I think sometime last year I was trying to define self care for myself. It was back in April that I posted a video on refining it for myself, learning to refuel and recharge and so on. Can I be totally honest? I haven not done much of anything for myself since then. I have been running on fumes and running on empty majority of the time. It is hard to take time out for myself or even get a moment to myself. When I’m at work, I am super busy and barely even take a lunch or even eat lunch (which is not good at all). I really want to work on that because I can’t keep going all day with out anything and keep pushing myself to work. When I get home, I have a whole family that needs me including the dog and it barely get a few minutes to unwind and decompress from the day.
I told myself I wanted to do this for self care, take a bath once a week, have an hour of quiet time or time to myself and so on and I haven’t taken any time to myself or carved out any self care time. I’m so worried about others that I keep putting myself on the back burner and it is starting to take its toll on me. I keep pouring into others and pouring into cup without being refilled myself. I honest want that self care time and want that time to myself a few times during the week but it can be hard.

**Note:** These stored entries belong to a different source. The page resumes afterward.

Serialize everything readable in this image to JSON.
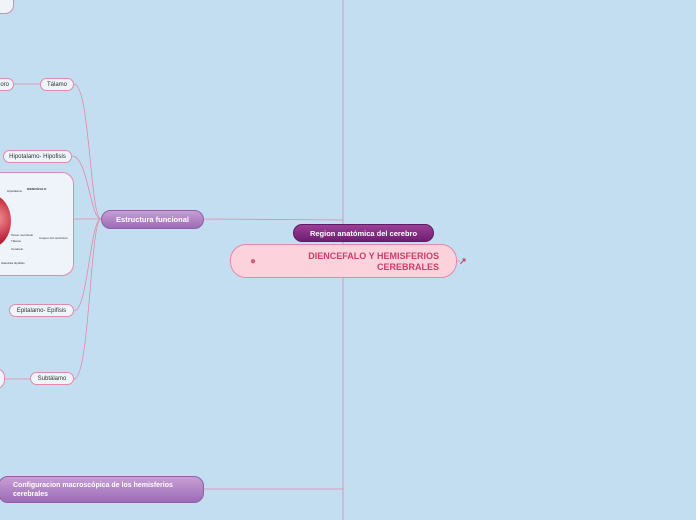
{
  "central": {
    "title": "DIENCEFALO Y HEMISFERIOS CEREBRALES",
    "icon": "brain-icon"
  },
  "region": {
    "label": "Region anatómica del cerebro"
  },
  "estructura": {
    "label": "Estructura funcional"
  },
  "configuracion": {
    "label": "Configuracion macroscópica de los hemisferios cerebrales"
  },
  "children": {
    "talamo_partial": "oro",
    "talamo": "Tálamo",
    "hipotalamo": "Hipotalamo- Hipofisis",
    "epitalamo": "Epitalamo- Epifisis",
    "subtalamo": "Subtálamo"
  },
  "image_labels": {
    "l1": "DIENCÉFALO",
    "l2": "Hipotálamo",
    "l3": "Tercer ventrículo",
    "l4": "Tálamo",
    "l5": "Cuerpo del ventrículo",
    "l6": "Cerebelo",
    "l7": "Glándula hipófisis"
  },
  "colors": {
    "background": "#c4def1",
    "connector": "#e08aa8",
    "central_fill": "#fcd2dd",
    "central_text": "#cc3e6b"
  }
}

I honestly forgot about defining what self care looks like for me, what I would consider self care (and I still think solo trips to Target counts as self care lol) and so on. I really want to reevaluate this before I burn out. I can’t keep putting this to the side or as an afterthought. Self care is not selfish and is so necessary to be sane and balanced. I am going to continue working on this and making time for me.
Do you practice self care? What does self care look like for you? Let’s chat!